Thursday, February 25, 2010

Will the Europeans Take the Lead on Reforming Derivatives Regulation?

On Leave It to Beaver, when Beav did something to dig himself deep into a hole, his brother Wally would say, "You've really done it now." The big banks on Wall Street may have really done it now in the derivatives market.

News media today report that Goldman Sachs and other Wall Street firms have been buying credit default swaps that would rise in value if Greece were to default on its sovereign debt. This follows other recent reports that Goldman Sachs helped Greece disguise the level of its indebtedness by offering derivatives transactions that wouldn't appear to be debt. Thus, Goldman helped Greece appear more fiscally sober than it was. Moreover, other European nations seem to have drunk of this same derivatives cup to sweep national debts under the carpet.
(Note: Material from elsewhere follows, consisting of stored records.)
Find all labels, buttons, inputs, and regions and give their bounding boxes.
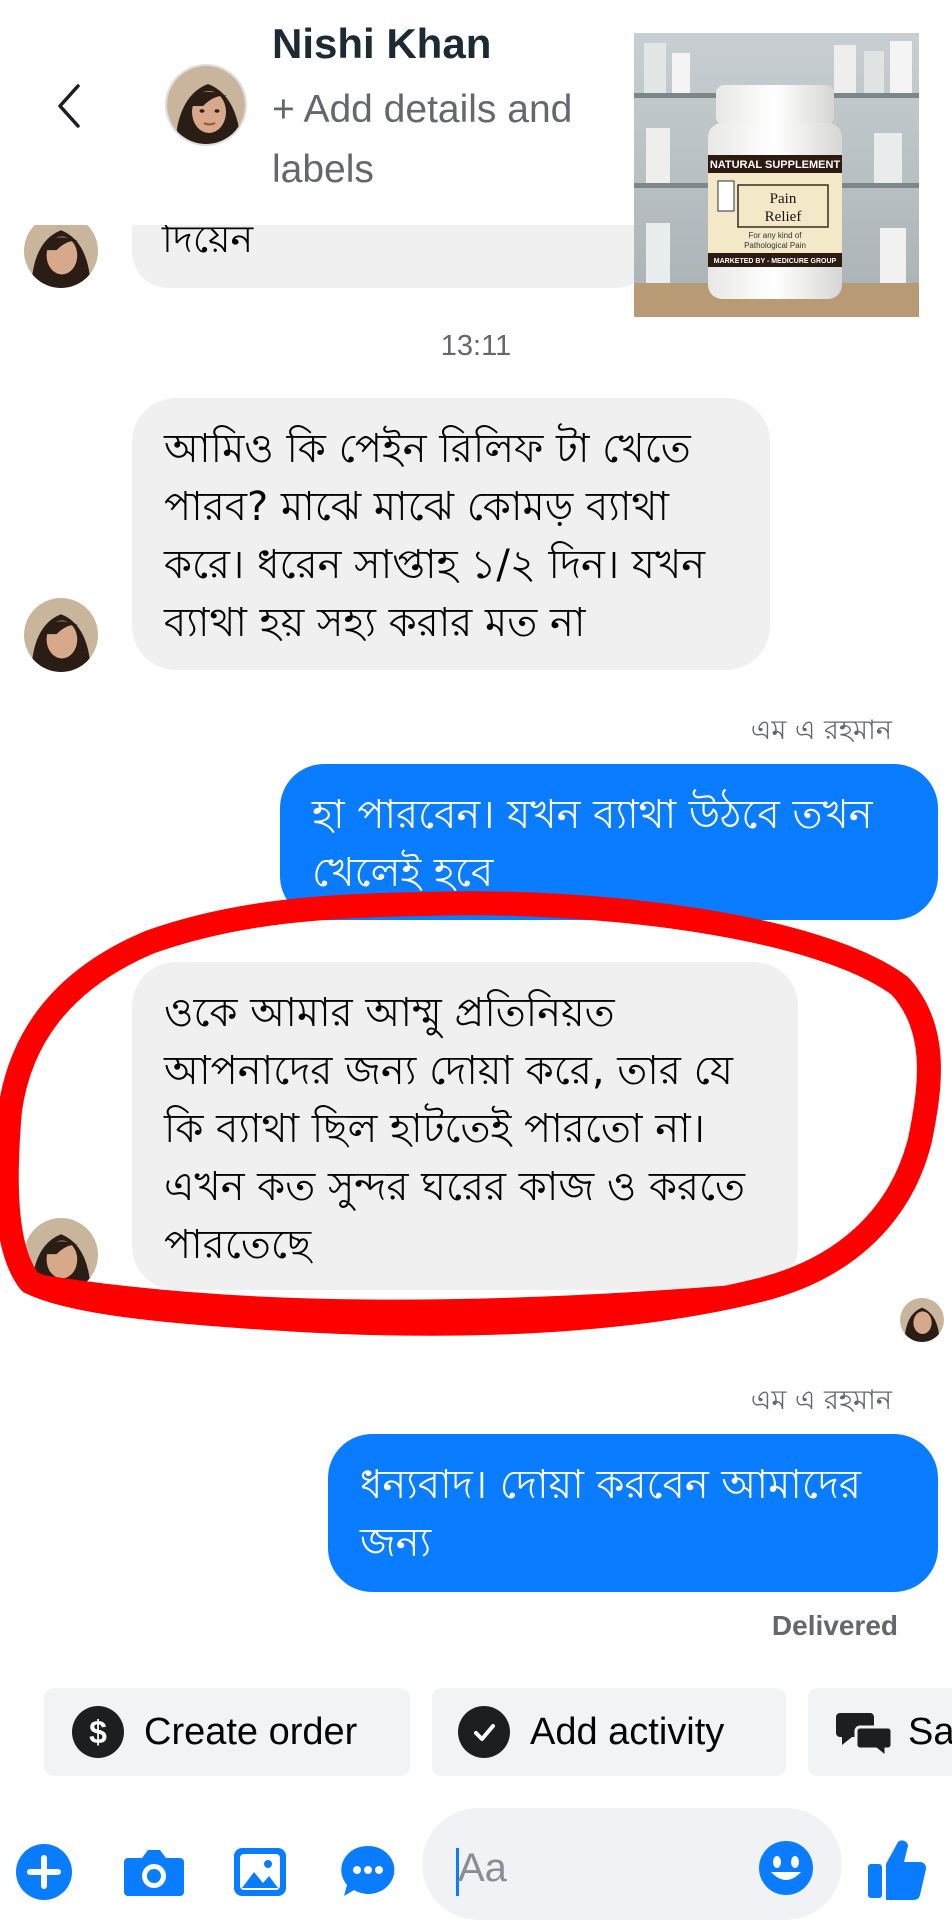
- avatar[interactable]: [165, 64, 247, 146]
- chevron-left-icon[interactable]: [50, 80, 90, 132]
- sender-label: এম এ রহমান: [750, 715, 892, 746]
- message-text: আমিও কি পেইন রিলিফ টা খেতে পারব? মাঝে মা…: [164, 426, 706, 646]
- message-input-placeholder: Aa: [458, 1846, 507, 1890]
- plus-icon[interactable]: [14, 1842, 74, 1902]
- sender-label: এম এ রহমান: [750, 1385, 892, 1416]
- svg-text:For any kind of: For any kind of: [749, 231, 803, 240]
- add-details-link[interactable]: + Add details and labels: [272, 80, 632, 200]
- delivery-status: Delivered: [771, 1610, 898, 1641]
- svg-text:Relief: Relief: [765, 209, 802, 225]
- timestamp: 13:11: [440, 330, 512, 362]
- thumbs-up-icon[interactable]: [866, 1836, 928, 1900]
- message-bubble-outgoing[interactable]: ধন্যবাদ। দোয়া করবেন আমাদের জন্য: [328, 1434, 938, 1592]
- svg-text:Pathological Pain: Pathological Pain: [744, 241, 806, 250]
- message-text: ধন্যবাদ। দোয়া করবেন আমাদের জন্য: [360, 1462, 861, 1566]
- check-circle-icon: [458, 1706, 510, 1758]
- gallery-icon[interactable]: [230, 1842, 290, 1902]
- chat-bubbles-icon: [836, 1707, 894, 1757]
- add-activity-button[interactable]: Add activity: [432, 1688, 786, 1776]
- saved-replies-button[interactable]: Sa: [808, 1688, 952, 1776]
- avatar[interactable]: [24, 598, 98, 672]
- message-bubble-incoming[interactable]: আমিও কি পেইন রিলিফ টা খেতে পারব? মাঝে মা…: [132, 398, 770, 670]
- avatar[interactable]: [24, 214, 98, 288]
- quick-action-label: Create order: [144, 1710, 358, 1753]
- camera-icon[interactable]: [122, 1842, 186, 1902]
- svg-text:Pain: Pain: [770, 191, 797, 207]
- quick-action-label: Add activity: [530, 1710, 725, 1753]
- chat-bubble-icon[interactable]: [338, 1842, 398, 1902]
- emoji-icon[interactable]: [756, 1838, 816, 1898]
- product-footer-text: MARKETED BY - MEDICURE GROUP: [714, 258, 837, 265]
- product-banner-text: NATURAL SUPPLEMENT: [710, 159, 841, 171]
- contact-name[interactable]: Nishi Khan: [272, 20, 491, 68]
- dollar-icon: $: [72, 1706, 124, 1758]
- shared-product-image[interactable]: NATURAL SUPPLEMENT Pain Relief For any k…: [634, 33, 919, 317]
- red-circle-annotation: [0, 891, 941, 1336]
- create-order-button[interactable]: $ Create order: [44, 1688, 410, 1776]
- quick-action-label: Sa: [908, 1710, 952, 1753]
- message-text: হা পারবেন। যখন ব্যাথা উঠবে তখন খেলেই হবে: [312, 792, 873, 896]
It would be difficult for an EU member to scold Greece for profligacy if it had indulged in similar extravagance. The Wall Street firms involved in these deals have the EU nations exactly where they want them--financially bound to the Street while mutually lacking the moral standing to police each other.
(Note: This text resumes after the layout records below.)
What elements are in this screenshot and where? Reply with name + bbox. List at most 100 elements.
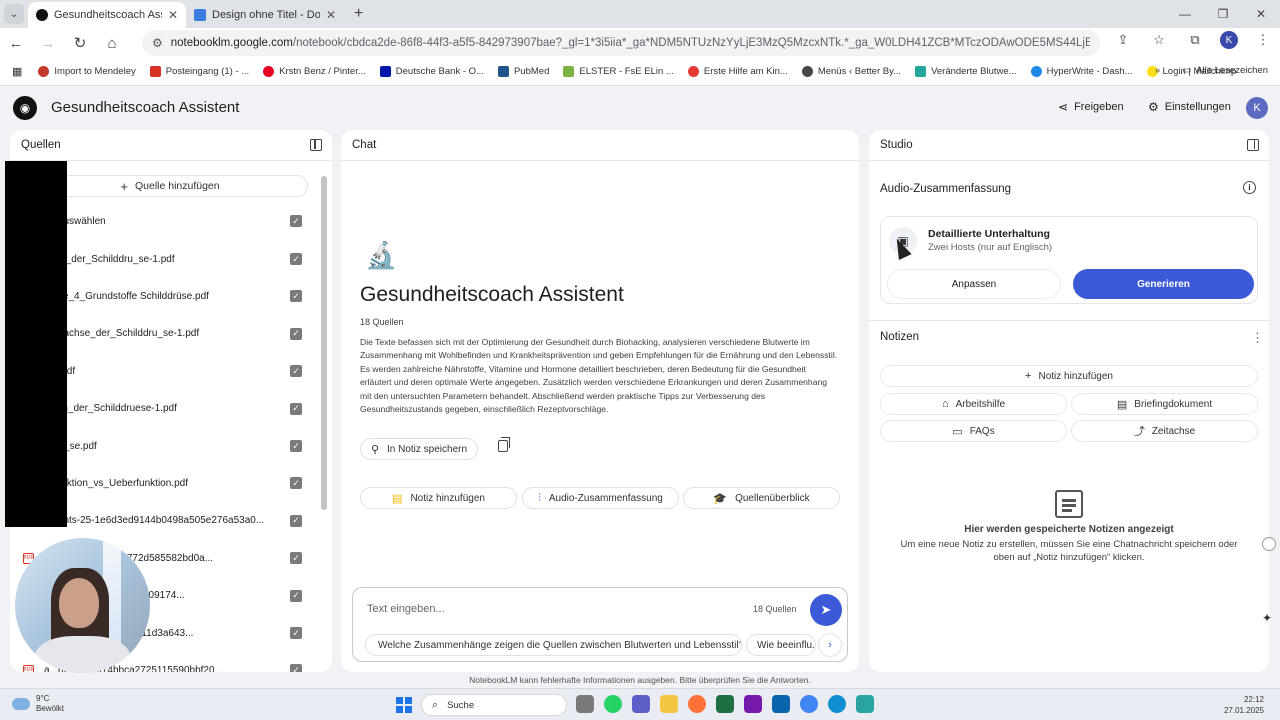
audio-card-title: Detaillierte Unterhaltung xyxy=(928,228,1050,240)
notebooklm-logo-icon[interactable]: ◉ xyxy=(13,96,37,120)
minimize-icon[interactable]: — xyxy=(1166,0,1204,28)
bookmark-item[interactable]: PubMed xyxy=(497,66,549,77)
user-avatar[interactable]: K xyxy=(1246,97,1268,119)
address-bar[interactable]: ⚙ notebooklm.google.com/notebook/cbdca2d… xyxy=(142,30,1100,56)
cloud-icon xyxy=(12,698,30,710)
sparkle-icon[interactable]: ✦ xyxy=(1262,611,1276,625)
faq-button[interactable]: ▭ FAQs xyxy=(880,420,1067,442)
bookmark-item[interactable]: Import to Mendeley xyxy=(38,66,136,77)
sources-scrollbar[interactable] xyxy=(321,176,327,510)
share-button[interactable]: ⋖ Freigeben xyxy=(1058,100,1124,114)
source-checkbox[interactable]: ✓ xyxy=(290,477,302,490)
source-overview-chip[interactable]: 🎓 Quellenüberblick xyxy=(683,487,840,509)
firefox-icon[interactable] xyxy=(688,695,706,713)
profile-avatar[interactable]: K xyxy=(1220,31,1238,49)
customize-button[interactable]: Anpassen xyxy=(887,269,1061,299)
close-window-icon[interactable]: ✕ xyxy=(1242,0,1280,28)
edge-icon[interactable] xyxy=(828,695,846,713)
studio-panel: Studio Audio-Zusammenfassung i ▣ Detaill… xyxy=(869,130,1269,672)
bookmark-item[interactable]: Veränderte Blutwe... xyxy=(915,66,1017,77)
new-tab-icon[interactable]: + xyxy=(354,5,363,23)
source-checkbox[interactable]: ✓ xyxy=(290,253,302,265)
suggestion-chip[interactable]: Welche Zusammenhänge zeigen die Quellen … xyxy=(365,634,742,656)
more-bookmarks-icon[interactable]: » xyxy=(1155,65,1160,76)
source-checkbox[interactable]: ✓ xyxy=(290,365,302,378)
generate-button[interactable]: Generieren xyxy=(1073,269,1254,299)
back-icon[interactable]: ← xyxy=(0,35,32,52)
notebook-title[interactable]: Gesundheitscoach Assistent xyxy=(51,99,239,116)
chat-input[interactable] xyxy=(367,600,727,618)
site-settings-icon[interactable]: ⚙ xyxy=(152,36,163,50)
install-app-icon[interactable]: ⇪ xyxy=(1112,32,1134,48)
onenote-icon[interactable] xyxy=(744,695,762,713)
tab-search-icon[interactable]: ⌄ xyxy=(4,4,24,24)
select-all-checkbox[interactable]: ✓ xyxy=(290,215,302,227)
source-checkbox[interactable]: ✓ xyxy=(290,552,302,565)
system-clock[interactable]: 22:12 27.01.2025 xyxy=(1224,694,1264,716)
bookmark-item[interactable]: Deutsche Bank - O... xyxy=(379,66,484,77)
outlook-icon[interactable] xyxy=(772,695,790,713)
close-tab-icon[interactable]: ✕ xyxy=(326,8,336,22)
webcam-body xyxy=(35,636,130,673)
audio-summary-chip[interactable]: ⫶ Audio-Zusammenfassung xyxy=(522,487,679,509)
source-checkbox[interactable]: ✓ xyxy=(290,664,302,672)
bookmark-item[interactable]: Menüs ‹ Better By... xyxy=(801,66,901,77)
home-icon[interactable]: ⌂ xyxy=(96,35,128,52)
collapse-panel-icon[interactable] xyxy=(1247,139,1259,151)
study-guide-button[interactable]: ⌂ Arbeitshilfe xyxy=(880,393,1067,415)
url-path: /notebook/cbdca2de-86f8-44f3-a5f5-842973… xyxy=(292,37,1090,49)
windows-start-icon[interactable] xyxy=(396,697,412,713)
bookmark-label: Deutsche Bank - O... xyxy=(395,66,484,77)
file-explorer-icon[interactable] xyxy=(660,695,678,713)
bookmark-item[interactable]: Erste Hilfe am Kin... xyxy=(687,66,788,77)
weather-condition: Bewölkt xyxy=(36,704,65,713)
bookmark-star-icon[interactable]: ☆ xyxy=(1148,32,1170,48)
tab-design-doc[interactable]: Design ohne Titel - Doc ✕ xyxy=(186,2,344,28)
add-note-chip[interactable]: ▤ Notiz hinzufügen xyxy=(360,487,517,509)
briefing-doc-button[interactable]: ▤ Briefingdokument xyxy=(1071,393,1258,415)
source-checkbox[interactable]: ✓ xyxy=(290,514,302,527)
all-bookmarks-link[interactable]: Alle Lesezeichen xyxy=(1196,65,1268,76)
tab-notebooklm[interactable]: Gesundheitscoach Assistent ✕ xyxy=(28,2,186,28)
source-checkbox[interactable]: ✓ xyxy=(290,440,302,452)
collapse-panel-icon[interactable] xyxy=(310,139,322,151)
whatsapp-icon[interactable] xyxy=(604,695,622,713)
extensions-icon[interactable]: ⧉ xyxy=(1184,32,1206,48)
add-source-button[interactable]: + Quelle hinzufügen xyxy=(32,175,308,197)
send-button[interactable]: ➤ xyxy=(810,594,842,626)
source-checkbox[interactable]: ✓ xyxy=(290,290,302,303)
browser-menu-icon[interactable]: ⋮ xyxy=(1252,32,1274,48)
teams-icon[interactable] xyxy=(632,695,650,713)
bookmark-item[interactable]: Krstn Benz / Pinter... xyxy=(263,66,366,77)
more-options-icon[interactable]: ⋮ xyxy=(1251,330,1264,346)
source-checkbox[interactable]: ✓ xyxy=(290,627,302,639)
hyperwrite-icon xyxy=(1030,66,1042,77)
restore-icon[interactable]: ❐ xyxy=(1204,0,1242,28)
add-note-button[interactable]: + Notiz hinzufügen xyxy=(880,365,1258,387)
bookmark-item[interactable]: Posteingang (1) - ... xyxy=(149,66,249,77)
timeline-button[interactable]: ⤴ Zeitachse xyxy=(1071,420,1258,442)
excel-icon[interactable] xyxy=(716,695,734,713)
source-checkbox[interactable]: ✓ xyxy=(290,589,302,602)
apps-grid-icon[interactable]: ▦ xyxy=(12,65,22,78)
source-checkbox[interactable]: ✓ xyxy=(290,402,302,415)
source-checkbox[interactable]: ✓ xyxy=(290,327,302,340)
reload-icon[interactable]: ↻ xyxy=(64,34,96,52)
info-icon[interactable]: i xyxy=(1243,181,1256,194)
copy-icon[interactable] xyxy=(498,437,510,452)
bookmark-item[interactable]: HyperWrite - Dash... xyxy=(1030,66,1133,77)
bookmark-item[interactable]: ELSTER - FsE ELin ... xyxy=(563,66,674,77)
taskbar-search[interactable]: ⌕ Suche xyxy=(421,694,567,716)
next-suggestion-icon[interactable]: › xyxy=(819,634,841,656)
notepad-icon[interactable] xyxy=(856,695,874,713)
save-to-note-button[interactable]: ⚲ In Notiz speichern xyxy=(360,438,478,460)
forward-icon[interactable]: → xyxy=(32,35,64,52)
close-tab-icon[interactable]: ✕ xyxy=(168,8,178,22)
task-view-icon[interactable] xyxy=(576,695,594,713)
suggestion-chip[interactable]: Wie beeinflu... xyxy=(746,634,816,656)
webcam-face xyxy=(59,578,99,628)
chrome-icon[interactable] xyxy=(800,695,818,713)
weather-widget[interactable]: 9°C Bewölkt xyxy=(12,694,64,714)
settings-button[interactable]: ⚙ Einstellungen xyxy=(1148,100,1231,114)
side-toggle-icon[interactable] xyxy=(1262,537,1276,551)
But then, it seems that Goldman (and other firms) may have also bet on a Greek default, after having aided its fiscal excess. If so, they would have gained perhaps hundreds of millions in fees for their derivatives products and then who knows how much profit if Greece collapses under a heavy debt burden that Wall Street facilitated. To make things worse, credit default swaps are sometimes thought to affect the market for the primary debt to which they relate, with increased credit default swap trading activity and rising prices fostering greater doubt about the debtor's chances. Thus, buyers in the credit default market might exacerbate the debtor's problems and thereby increase the profit potential of their credit default swaps.

If it's true that Goldman and other major Wall Street firms have been on both sides of the table with Greece (for them and then against them), they would have been too clever by half. Continental Europeans almost reflexively mistrust "Anglo-Saxon capitalism." They have limited faith in market forces, and are quite willing to accept the stability of government control over market volatility. Business people are not as highly regarded in the EU as they are in the U.S., and don't have the political pull in Berlin and Paris that they do in Washington. Per capita income in Western Europe was, some 40 years ago, close to per capita income in America. Today, it's about thirty percent lower. The Europeans have been willing to pay the economic price for slower growth in exchange for greater stability. After the American-spawned mortgage crisis and credit crunch of 2007-08, they've lost a lot of faith in market forces. The sovereign debt mess would only reinforce these feelings.

There's a good chance that Europe will take the lead in reforming the regulation of derivatives. The EU already leads the U.S. on antitrust enforcement and electronic privacy. Big American companies like Microsoft and Intel have had to knuckle under to EU regulatory imperatives that reached beyond the requirements of U.S. law. Goldman Sachs, J.P. Morgan Chase and other denizens of Wall Street are not worshiped across the pond. Even worse, they've made various European governments appear to be easy marks. No one likes to be seen as a gullible dupe, especially not high ranking government officials who are the likely dupes. Regulatory fervor is undoubtedly rising east of the English Channel.

By all indications, neither Congress nor the Obama administration are focused on reforming the regulation of derivatives. Heavy duty lobbying by Wall Street is probably the most important reason for their inaction. But that will leave an open field for the Europeans to do as they please. Ninety percent of life is just showing up, as Woody Allen once said. American participation would help shape the future regulatory structure, and make it more closely resemble something we'd prefer. It's fallacious to think that the regulation of the derivatives markets won't change just because of somnolence on the Potomac. The world today is much bigger than the United States, and will move on with or without the United States.